The DEA announced that is suggesting a significant drop in the number of opioids the United States can produce in 2018.
In a notice published in the Federal Register, the DEA is proposing a 20% reduction in prescribed schedule II opioid painkillers. This class includes oxycodone, hydrocodone, oxymorphone, hydromorphone, morphine, codeine, meperidine, and fentanyl. This reduction only affects drug manufacturing in the United States, not on the imports of controlled substances for industrial processes.
“Physicians, pharmacists, and patients must recognize the inherent risks of these powerful medications, especially for long-term use,” said Acting Administrator Chuck Rosenberg in a press release. “More states are mandating use of prescription drug monitoring programs, which is good, and that has prompted a decrease in opioid prescriptions.”

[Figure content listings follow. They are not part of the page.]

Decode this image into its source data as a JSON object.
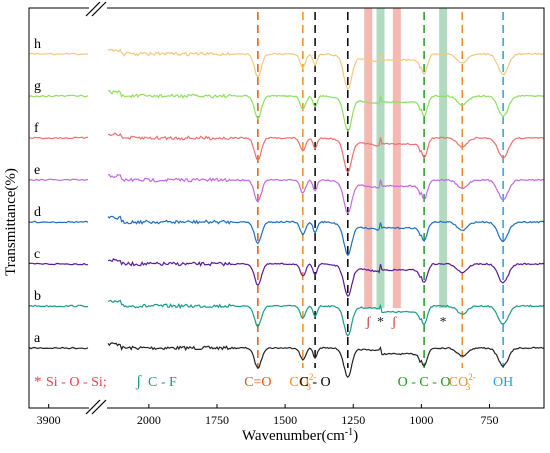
{
  "chart_data": {
    "type": "line",
    "xlabel": "Wavenumber(cm",
    "xlabel_sup": "-1",
    "xlabel_close": ")",
    "ylabel": "Transmittance(%)",
    "x_ticks": [
      "3900",
      "2000",
      "1750",
      "1500",
      "1250",
      "1000",
      "750"
    ],
    "x_tick_values": [
      3900,
      2000,
      1750,
      1500,
      1250,
      1000,
      750
    ],
    "xlim": [
      4000,
      550
    ],
    "x_break": [
      3700,
      2150
    ],
    "legend_text": {
      "si": "Si - O - Si;",
      "cf": "C - F",
      "si_star": "*",
      "cf_mark": "ʃ"
    },
    "bands": [
      {
        "name": "c-o-double",
        "x": 1600,
        "color": "#e05a0c",
        "label": "C=O"
      },
      {
        "name": "co3-a",
        "x": 1435,
        "color": "#f08a2a",
        "label": "CO",
        "sub": "3",
        "sup": "2-"
      },
      {
        "name": "c-o",
        "x": 1390,
        "color": "#000000",
        "label": "C - O"
      },
      {
        "name": "c-o-2",
        "x": 1270,
        "color": "#000000",
        "label": ""
      },
      {
        "name": "o-c-o",
        "x": 990,
        "color": "#1e9a1e",
        "label": "O - C - O"
      },
      {
        "name": "co3-b",
        "x": 850,
        "color": "#f08a2a",
        "label": "CO",
        "sub": "3",
        "sup": "2-"
      },
      {
        "name": "oh",
        "x": 700,
        "color": "#1ea3e6",
        "label": "OH"
      }
    ],
    "shaded_bands": [
      {
        "x": 1195,
        "color": "#f2a7a0"
      },
      {
        "x": 1150,
        "color": "#9ed1b0"
      },
      {
        "x": 1090,
        "color": "#f2a7a0"
      },
      {
        "x": 920,
        "color": "#9ed1b0"
      }
    ],
    "peak_marks": [
      {
        "text": "ʃ",
        "x": 1195,
        "color": "#c0392b"
      },
      {
        "text": "*",
        "x": 1150,
        "color": "#222222"
      },
      {
        "text": "ʃ",
        "x": 1100,
        "color": "#c0392b"
      },
      {
        "text": "*",
        "x": 920,
        "color": "#222222"
      }
    ],
    "series": [
      {
        "name": "a",
        "color": "#222222",
        "offset": 0.0
      },
      {
        "name": "b",
        "color": "#1a9a8a",
        "offset": 1.0
      },
      {
        "name": "c",
        "color": "#5a1a9a",
        "offset": 2.0
      },
      {
        "name": "d",
        "color": "#1e6fc0",
        "offset": 3.0
      },
      {
        "name": "e",
        "color": "#c06ae0",
        "offset": 4.0
      },
      {
        "name": "f",
        "color": "#f07070",
        "offset": 5.0
      },
      {
        "name": "g",
        "color": "#8ee060",
        "offset": 6.0
      },
      {
        "name": "h",
        "color": "#f5c880",
        "offset": 7.0
      }
    ]
  }
}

Related article: How to Beat the Opioid Crisis
The DEA is proposing quotas for many schedule I and II drugs, leaving enough to meet the “legitimate medical, scientific, research, industrial, and export needs for the year and for the maintenance of reserve stocks.” The DEA looks at statistics like the amount of each drug disposed in the last three years, the current inventory of each drug, and projected demand to determine the minimum necessary amount of each drug. The DEA sets a quota for more than 250 drugs annually.
“The purpose of quotas,” said the DEA statement, “is to provide for an adequate and uninterrupted supply for legitimate medical need of schedule I and schedule II controlled substances, which have a high potential for abuse, while limiting the amounts available to prevent diversion.”
The exact quotas are still not set, and are pending a review and commenting period. Comments can be submitted through the Federal eRulemaking Portal. After the final quotas are established, the DEA will allocate individual quotas to manufacturers. Those individual quotas can be changed at any time during the year to respond to an unexpected increase in demand.